Однако в целом, видимо, тот факт, что речь по большей части идет об эстетике и искусстве, играет с этой иллюзорностью занятную игру: для классически настроенного сознания она скрывается за кажущейся незначительностью предмета, а современное сознание, более последовательное в своем признании тотальности иллюзии, отпугивается ограниченностью этой узкой сферой. Потому здесь нам хотелось бы показать, насколько существенной эстетика является для кантовской системы.

НЕ нашли? Не то? Что вы ищете?

В самом начале «Критики способности суждения», лишь приступая к определению заявленной способности, Кант указывает, что большая часть эмпирического опыта, та часть, которая устанавливает «единство многообразия эмпирических законов природы» структурирована по законам способности суждения[39], и, соответственно, именно в способности суждения он видит основание возможности эмпирической науки:

…Соответствие природы нашей познавательной способности априорно предпосылается способностью суждения для ее рефлексии о природе по эмпирическим законам природы, тогда как рассудок объективно признает это соответствие случайными; …без такой предпосылки мы не имели бы порядка в природе по эмпирическим законам и, следовательно, не имели бы путеводной нити для того, чтобы с помощью этих законов ставить опыт сообразно всему многообразию природы и для его исследования.

Ведь легко можно предположить, что, несмотря на все единообразие вещей природы по общим законам, без которых вообще не было бы формы опытного познания, специфическое различие эмпирических законов природы и их действий все-таки могло бы оказаться настолько значительным, что наш рассудок не способен был бы обнаружить в ней постижимый порядок, делить ее продукты на роды и виды, чтобы пользоваться принципами объяснения и понимания одного для объяснения и понимания другого, и создавать из столь запутанного для нас (собственно говоря, лишь бесконечно многообразного, несоразмерного нашей способности постижения) материала связный опыт[40].

Таким образом сама возможность классификации предметов ставится Кантом в зависимость от рефлектирующей способности суждения, и именно в ней он видит первый и основной пример ее применения. Согласованность природы по эмпирическим законам Кант называет случайностью, причем «счастливой случайностью»[41], которую мы, с одной стороны, вынуждены признать с необходимостью, с другой же, никаким способом не можем эту необходимость доказать. Мы как бы невольно ждем от природы и ищем в ней единообразия благодаря априорному свойству, которое заставляет «действовать, основываясь на принципе соответствия природы нашей познавательной способности»[42], поскольку последняя имеет упорядочивающий, единящий характер. Но если возможность классификации вещей на роды и виды зависит от способности суждения, значит и сама возможность понятийного мышления о вещах связана с ней не меньше, чем с самой способностью формировать понятия.

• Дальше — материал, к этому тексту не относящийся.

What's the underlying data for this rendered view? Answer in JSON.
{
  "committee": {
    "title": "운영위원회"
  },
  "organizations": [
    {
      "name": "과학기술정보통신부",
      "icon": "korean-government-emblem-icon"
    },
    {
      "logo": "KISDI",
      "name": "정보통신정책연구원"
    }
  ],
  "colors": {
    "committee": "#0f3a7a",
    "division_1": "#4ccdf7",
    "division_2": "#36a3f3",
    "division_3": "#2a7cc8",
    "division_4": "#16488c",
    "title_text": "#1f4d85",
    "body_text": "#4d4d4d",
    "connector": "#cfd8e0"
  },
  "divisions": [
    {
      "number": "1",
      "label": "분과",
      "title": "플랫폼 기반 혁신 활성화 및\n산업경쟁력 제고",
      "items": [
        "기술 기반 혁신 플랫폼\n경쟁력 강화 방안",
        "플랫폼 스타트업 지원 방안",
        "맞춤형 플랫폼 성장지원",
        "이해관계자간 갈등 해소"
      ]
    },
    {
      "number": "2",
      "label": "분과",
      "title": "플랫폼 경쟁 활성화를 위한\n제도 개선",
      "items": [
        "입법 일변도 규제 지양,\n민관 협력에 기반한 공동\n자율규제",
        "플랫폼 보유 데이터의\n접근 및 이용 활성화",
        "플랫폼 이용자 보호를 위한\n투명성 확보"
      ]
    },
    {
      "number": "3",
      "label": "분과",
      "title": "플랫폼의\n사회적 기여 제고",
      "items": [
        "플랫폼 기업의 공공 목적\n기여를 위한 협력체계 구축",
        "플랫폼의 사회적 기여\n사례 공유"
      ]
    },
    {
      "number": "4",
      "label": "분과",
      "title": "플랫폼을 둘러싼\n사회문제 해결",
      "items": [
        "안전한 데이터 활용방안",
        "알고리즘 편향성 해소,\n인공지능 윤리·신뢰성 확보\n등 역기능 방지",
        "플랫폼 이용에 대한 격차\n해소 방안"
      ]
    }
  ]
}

Рефлектирующая способность суждения представляет собой существенный момент кантовской теории познания, и в этом смысле можно было бы предположить, что главной целью Канта, намеревающегося через третью Критику соединить прежде разделенные в его системе сферы познания и желания, является телеология, обосновывающая возможность познания мира как гармоничной целостности. Способность суждения, соединяя две сферы, позволяет нам судить о предметах природы по законам нашей свободы, то есть видеть в них соответствие нашей способности к целеполаганию, что и наполняет постигаемый мир субъективной целесообразностью.

Однако, начиная свой анализ с эстетики, и даже посвящая именно ей большую часть изложения, Кант определенно указывает на основополагающий характер эстетической способности суждения. «В критике способности суждения, – пишет Кант, – наиболее существенна та часть, в которой содержится эстетическая способность суждения, так как только в ней находится принцип, который способность суждения совершенно априорно полагает в основу своей рефлексии о природе…»[43] В эстетическом суждении этот принцип действует в чистом виде, и потому оно представляет собой наиболее чистое и самостоятельное применение способности суждения. Фактически, это значит, что эстетика нужна Канту лишь для того, чтобы обнаружить этот принцип в его чистом действии, и таким образом обнаружить основания нашего эмпирического познания.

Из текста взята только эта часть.